22 de Diciembre del 2016 - 07:48 Miguel Ángel Rodríguez Mackay

Va medio año del gobierno de Rodrigo Duterte, presidente de Filipinas -lo será por 6-, que, guste o no, por sus macabras declaraciones, concita la atención internacional. Ha colisionado deliberadamente con el ahora saliente presidente de EE.UU., Barack Obama, al que sin inmutarse insultó llamándolo “hijo de puta” en el contexto de una reunión que fue congelada por Washington -era lo esperado-, y que se iba a dar en el marco de la última reunión del G20 en China. Siguieron más insultos ganando páginas en los medios internacionales y de paso ha comenzado a desequilibrarse, pues acaba de decidir iniciar un proceso de eliminación sistemática de narcotraficantes y ladrones que viven en un país de 102 millones de habitantes. No creo que sus actitudes encajen en el refrán “Escobita nueva barre bien”, porque sus controvertidas acciones jamás pueden ser avaladas aunque haya obtenido el poder democráticamente. Decir que aplicará la pena de muerte es ir contra el derecho filipino. Duterte, desde que asumió el gobierno en junio de este año, ha llevado adelante una cacería sin cuartel de los comerciantes de drogas y ladrones en el país.
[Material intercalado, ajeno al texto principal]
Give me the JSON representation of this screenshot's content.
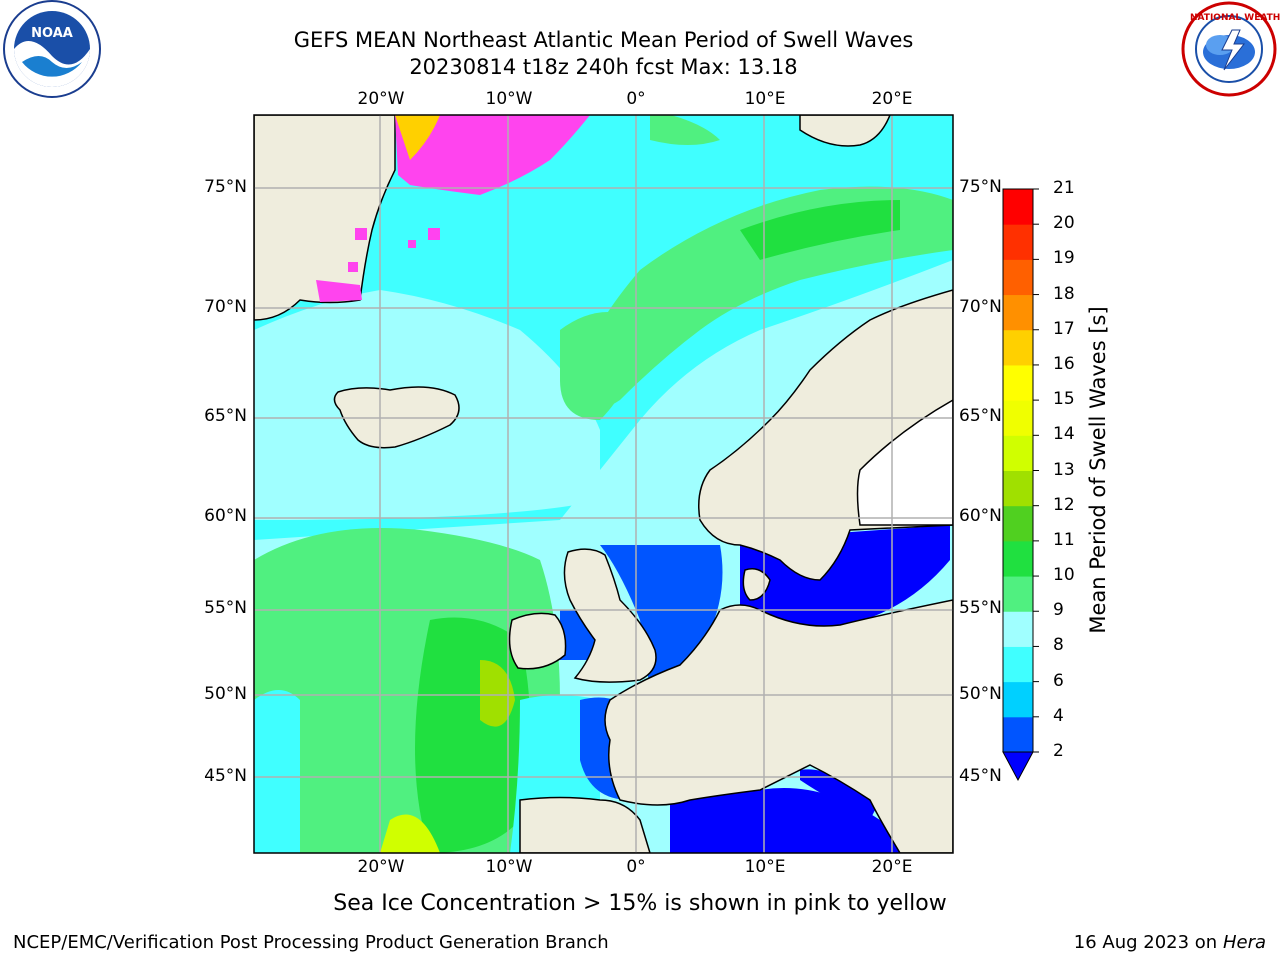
{
  "title_line1": "GEFS MEAN Northeast Atlantic Mean Period of Swell Waves",
  "title_line2": "20230814 t18z 240h fcst   Max: 13.18",
  "lon_labels": [
    "20°W",
    "10°W",
    "0°",
    "10°E",
    "20°E"
  ],
  "lat_labels": [
    "75°N",
    "70°N",
    "65°N",
    "60°N",
    "55°N",
    "50°N",
    "45°N"
  ],
  "colorbar": {
    "label": "Mean Period of Swell Waves [s]",
    "ticks": [
      "2",
      "4",
      "6",
      "8",
      "9",
      "10",
      "11",
      "12",
      "13",
      "14",
      "15",
      "16",
      "17",
      "18",
      "19",
      "20",
      "21"
    ],
    "colors": [
      "#0055ff",
      "#00d0ff",
      "#40ffff",
      "#a0ffff",
      "#50f080",
      "#20e040",
      "#50d020",
      "#a0e000",
      "#d0ff00",
      "#f0ff00",
      "#ffff00",
      "#ffd000",
      "#ff9000",
      "#ff6000",
      "#ff3000",
      "#ff0000"
    ],
    "extend_color": "#0000ff"
  },
  "land_color": "#efeddd",
  "ice_color": "#ff44ee",
  "note": "Sea Ice Concentration > 15% is shown in pink to yellow",
  "footer_left": "NCEP/EMC/Verification Post Processing Product Generation Branch",
  "footer_date": "16 Aug 2023 on",
  "footer_host": "Hera",
  "logo_left": "NOAA",
  "logo_right": "NATIONAL WEATHER SERVICE"
}
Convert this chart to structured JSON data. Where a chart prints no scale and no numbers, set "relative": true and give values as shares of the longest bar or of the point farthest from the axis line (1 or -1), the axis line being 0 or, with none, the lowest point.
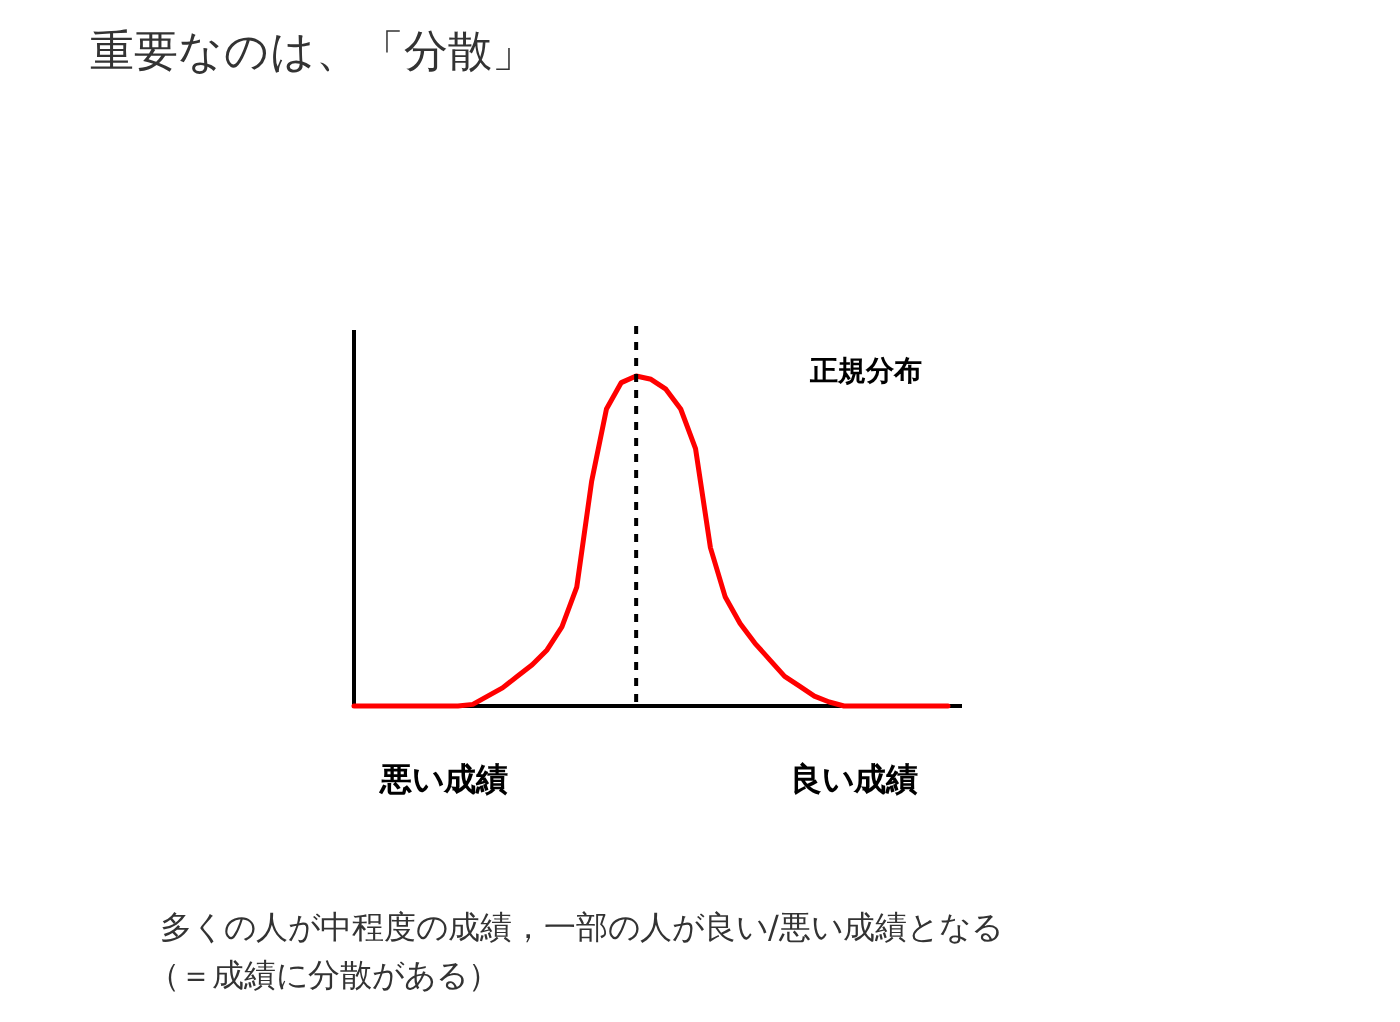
{
  "chart_data": {
    "type": "line",
    "relative": true,
    "title": "重要なのは、「分散」",
    "categories": [
      null,
      null,
      null,
      null,
      null,
      null,
      null,
      null,
      null,
      null,
      null,
      null,
      null,
      null,
      null,
      null,
      null,
      null,
      null,
      null,
      null,
      null,
      null,
      null,
      null,
      null,
      null,
      null,
      null,
      null,
      null,
      null,
      null,
      null,
      null,
      null,
      null,
      null,
      null,
      null,
      null
    ],
    "series": [
      {
        "name": "正規分布",
        "color": "#ff0000",
        "values": [
          0,
          0,
          0,
          0,
          0,
          0,
          0,
          0,
          0.005,
          0.03,
          0.055,
          0.09,
          0.125,
          0.17,
          0.24,
          0.36,
          0.68,
          0.9,
          0.98,
          1.0,
          0.99,
          0.96,
          0.9,
          0.78,
          0.48,
          0.33,
          0.25,
          0.19,
          0.14,
          0.09,
          0.06,
          0.03,
          0.012,
          0,
          0,
          0,
          0,
          0,
          0,
          0,
          0
        ]
      }
    ],
    "annotations": [
      "悪い成績",
      "良い成績",
      "多くの人が中程度の成績，一部の人が良い/悪い成績となる",
      "（＝成績に分散がある）"
    ]
  }
}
Según reportes de observatorios internacionales de derechos humanos, al dislocado mandatario asiático se le imputa una verdadera carnicería humana indiscriminada -cerca de 4500 muertos-. Duterte se olvida que dirige los destinos de un país católico donde la pena de muerte es muy sensible y en el que las prácticas coercitivas (uso de la amenaza) y coactivas (uso de la fuerza) al final terminan siendo rechazadas política y socialmente, por más que los sectores conservadores apoyaran su promesa de campaña para acabar con el narcotráfico. Así no se pone orden ni se hace justicia. Primer balance negativo.